# Talked to a Girl



## TheVigil1 (May 24, 2010)

So here's the deal: I'm currently still in China on vacation (leaving tomorrow). I was sad because after all my time here, I hadn't met any new/interesting people (besides friends of friends).

However, I went to a restaurant the other day and the waitress made it very clear to me and the others with me that she liked me! 
I have no idea why, since I was pretty much sitting silently in the corner, but she was especially nice to me.

At first I thought she was just doing her job, but the others told me I should ask for her number. I don't have to tell you how horrible even the idea of doing so sounded to me. :no

In the end, I was finally convinced to go up and ask, but I chickened out at the last minute. No surprises there... :sigh

Although, another of the people I was with (who _did_ end up getting a number) said that the other waitress thought that my waitress actually did like me. My friend ended up asking for her number and he then gave it to me.

Normally, I wouldn't even think to contact her, but I figured (since I'm leaving soon anyway) I might as well give it a shot. So I texted her. And she texted back! And she didn't think I was a creeper!! :boogie

We talked for a bit and she said she was sad I was leaving. So we arranged to meet later on to say goodbye! I couldn't believe it!! 

I'm still super nervous, but I'll see where it goes, I guess. Just thought I'd share. From now on, I'm going to try to be more gutsy.


----------



## silverfish (Sep 18, 2009)

That's so cool! Nice =)


----------



## percyblueraincoat (Jun 2, 2009)

*hmm*

Congratulations.

Now, record this experience. Remember how it feels, how you see it, the things you hear. Because, whatever else, it is a counter experience. A pointer to the positive truths about you. And if this remains as just a thought then it is far too easy for the negative belief systems to attack it and dismiss it. Remember in as much sensory detail as possible what it is like to realise the type of person you really are.


----------



## shadowmask (Jun 22, 2009)

:clap


----------



## LearningToFly (Jun 7, 2010)

Dude, that's so awesome.


----------



## layitontheline (Aug 19, 2009)

Sweet story. Hope it goes well.


----------



## bbarn (Dec 22, 2007)

wow. awesome story


----------



## TheVigil1 (May 24, 2010)

Update:

So I'm back in the states now. I met with the waitress again at the restaurant as planned and we talked for a bit, but she was very busy that day. We still swapped email addresses tho, and hopefully we'll be keeping in touch.

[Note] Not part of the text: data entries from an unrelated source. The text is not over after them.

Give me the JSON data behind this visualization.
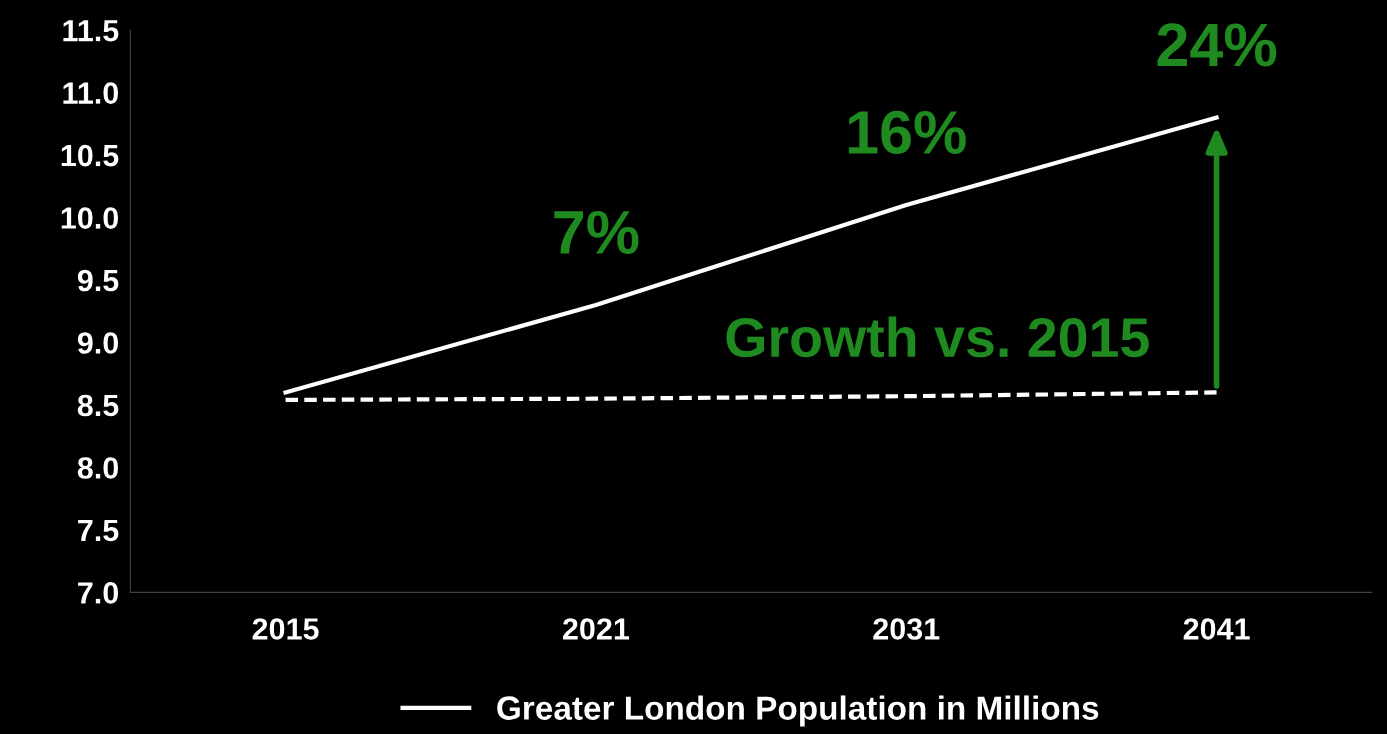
{
  "chart_data": {
    "type": "line",
    "categories": [
      "2015",
      "2021",
      "2031",
      "2041"
    ],
    "series": [
      {
        "name": "Greater London Population in Millions",
        "color": "#ffffff",
        "values": [
          8.6,
          9.3,
          10.1,
          10.8
        ],
        "line_style": "solid"
      },
      {
        "color": "#ffffff",
        "values": [
          8.54,
          8.55,
          8.57,
          8.6
        ],
        "line_style": "dashed"
      }
    ],
    "ylim": [
      7.0,
      11.5
    ],
    "yticks": [
      {
        "value": 7.0,
        "label": "7.0"
      },
      {
        "value": 7.5,
        "label": "7.5"
      },
      {
        "value": 8.0,
        "label": "8.0"
      },
      {
        "value": 8.5,
        "label": "8.5"
      },
      {
        "value": 9.0,
        "label": "9.0"
      },
      {
        "value": 9.5,
        "label": "9.5"
      },
      {
        "value": 10.0,
        "label": "10.0"
      },
      {
        "value": 10.5,
        "label": "10.5"
      },
      {
        "value": 11.0,
        "label": "11.0"
      },
      {
        "value": 11.5,
        "label": "11.5"
      }
    ],
    "annotations": [
      {
        "text": "7%",
        "x": "2021",
        "y": 9.3
      },
      {
        "text": "16%",
        "x": "2031",
        "y": 10.1
      },
      {
        "text": "24%",
        "x": "2041",
        "y": 10.8
      },
      "Growth vs. 2015"
    ],
    "grid": false,
    "legend": "bottom",
    "marker": "none"
  }
}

After getting to know her a bit more I realized that she did in fact like me, and it's probably _because_ I came off as so shy. She teased me about it when we first met, but it turns out that it was mostly just to mask her own shyness.

I would have never guessed that she'd be so nervous. _Her_ nervous? Around _me?!_ But you really never know will people and that's the lesson I took away from all this.

So I'm sad we didn't have more time to get to know each other, but that's life I guess. Looks like I'm going to have to take another trip to China sometime soon! Works for me. 

Thanks for all the support everyone!


----------



## AndyLT (Oct 8, 2007)

Congrats.


----------



## TheVigil1 (May 24, 2010)

I just wanted to quote an email that was sent to me from the girl. She said, "im really sorry that i didnt talk with u too much on the last day here, i wanna talk, but i didnt know what to say..."

I was pretty much blown away by that statement. Could she have SA also?!?! Regardless, I felt like her words came straight from my mouth.

Just to reiterate, it really pays off trying to meet new people. You really never know who you'll run into!


----------



## P312 (Apr 17, 2010)

Great history.


----------



## HipHopHead (Jun 17, 2010)

Awesome story, i can relate to so many things you said, but this time hearing it from your point of view gives me a bit more hope for the future too .


----------